Тилли удивленно смотрела на Саймона, потом взглянула на дедушку и остановила взгляд на сидевшей во главе стола бабушке.

— Временами, детка, — вступила в разговор Энни, — я поддавалась соблазну и просила добавки, чтобы купить тебе одежду поприличнее. Обычно мне удавалось все проделать незаметно. Только раз я допустила ошибку, и пришел конец нашему спокойствию. Это случилось через несколько недель после того, как Уильяма принесли из шахты. Они думали, что ему конец. Я не могла его оставить, а нам нужно было мясо, свечи, мука. Ты в десять лет была очень сообразительная, и я решила отправить за покупками тебя. Я завернула соверен в тряпочку, положила в карман твоей юбки и заколола для верности булавкой. Отдельно дала тебе пенс, чтобы доехать до Шильдса. Ты вернулась, сияя от гордости, со всеми покупками и сдачей. А мне ты рассказала, что в мясной лавке женщина поинтересовалась, откуда у такой маленькой девочки соверен. Ты объяснила, что тебе дала его бабушка для покупок. Затем, заметив в соседней лавке Беллу Макграт, сказала: «Это миссис Макграт из нашей деревни, она знает меня и мою бабушку». Ты подошла к Белле и подвела ее к женщине, которая тебя расспрашивала. «Миссис Макграт, вы же знаете нас с бабушкой», — сказала ты. Белла подтвердила твои слова и поинтересовалась, почему ты спрашиваешь. И ты объяснила ей, как было дело. Тогда все и началось. — Энни тяжело вздохнула.

Макграты, как и все остальные в деревне, знали, что Уильям болен и лишних денег у нас быть не могло. С тех пор и по сей день Макграты не оставляют нас в покое. Они считают, что деньги где-то здесь и осталось их еще прилично. Поэтому Хал стал тебя домогаться. Женившись на тебе, он надеялся прибрать к рукам оставшиеся денежки.
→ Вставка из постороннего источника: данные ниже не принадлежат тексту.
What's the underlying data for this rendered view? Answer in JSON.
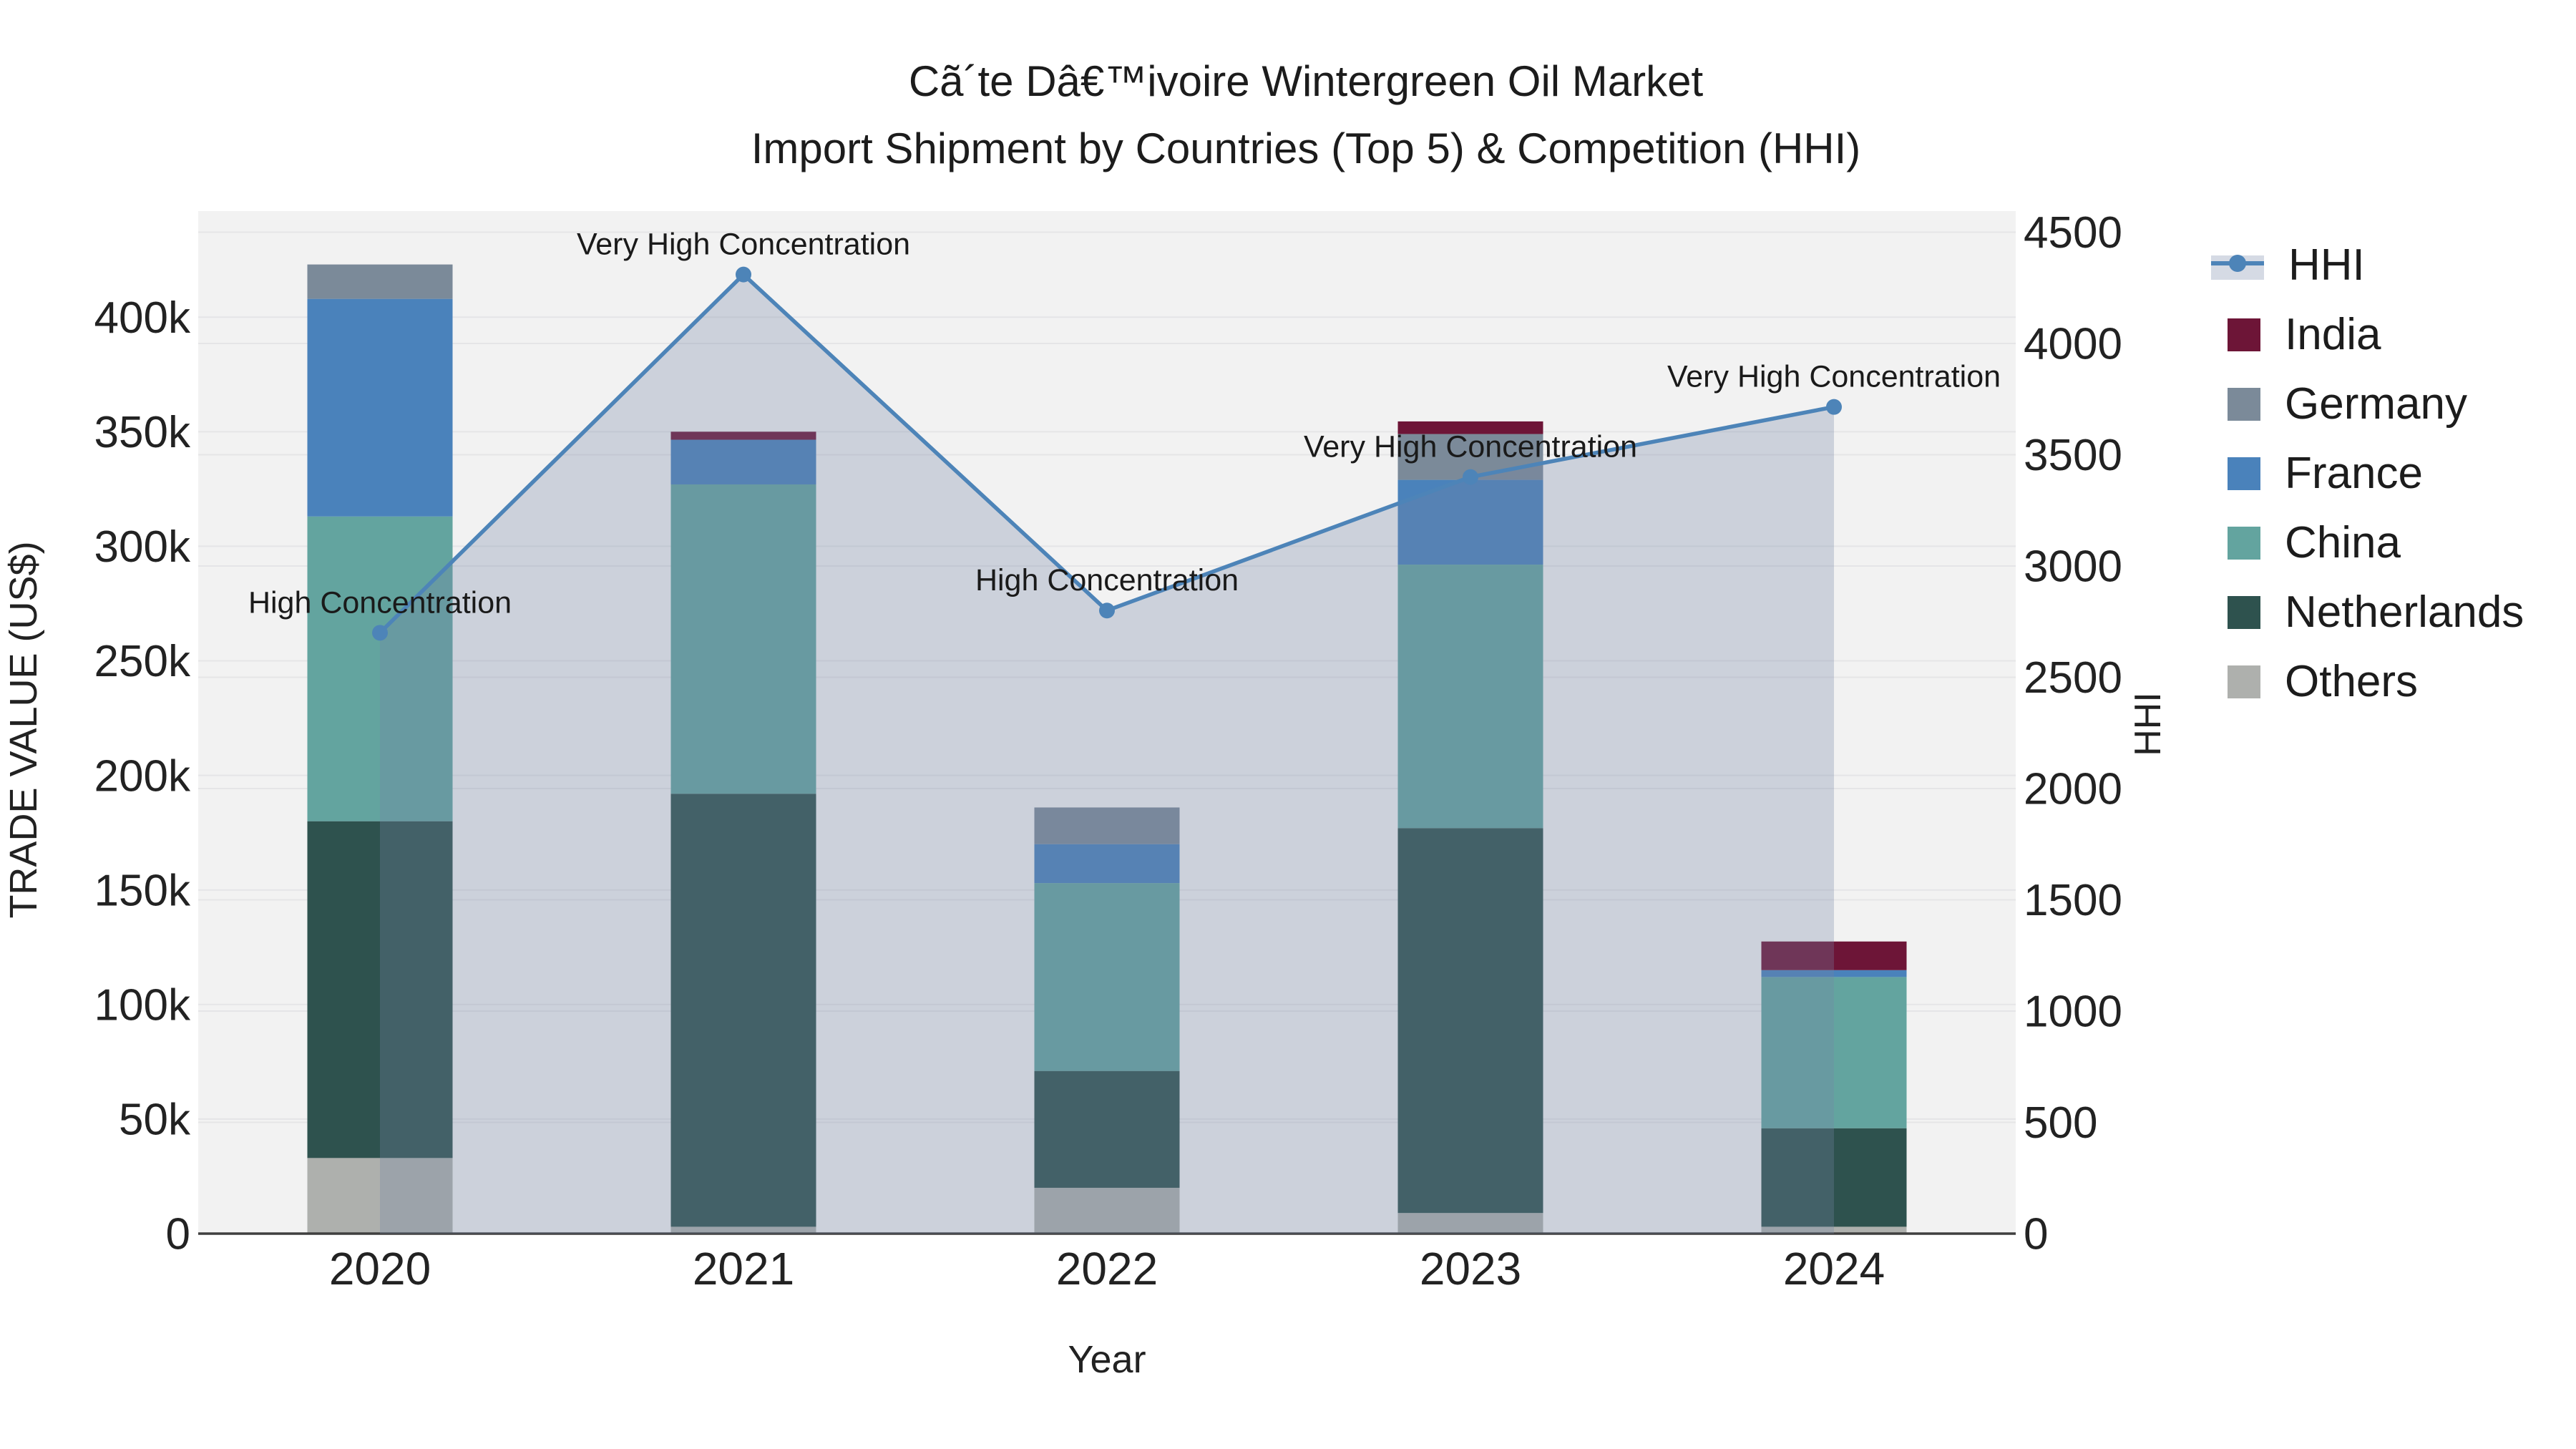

Тилли потрясенно молчала. В душе ее царило смятение. В услышанное верилось с трудом, и тем не менее это была правда, истинная правда. Столько лет жили они на ворованные деньги, которые были украдены у Макграта. А как они попали к нему, все эти соверены? И именно она, не желая того, выдала дедушкину тайну, и сегодняшнее нападение на нее стало отголоском той давней, невольной ошибки. Мысль о недавно пережитом ужасе заставила ее содрогнуться. Она опустила голову, думая о том, что до конца дней будет чувствовать вес его тела и ощущать грубые прикосновения его жадных рук. Инстинктивно она тесно сдвинула под столом ноги.

— Не бойся, он больше к тебе не подойдет, — Саймон накрыл своей рукой крепко сцепленные на столе руки Тилли.

Глядя на него, она думала, что испортила ему свадьбу, но спросила его совсем о другом.

— А где мистер Макграт взял эти деньги? Он грабил экипажи?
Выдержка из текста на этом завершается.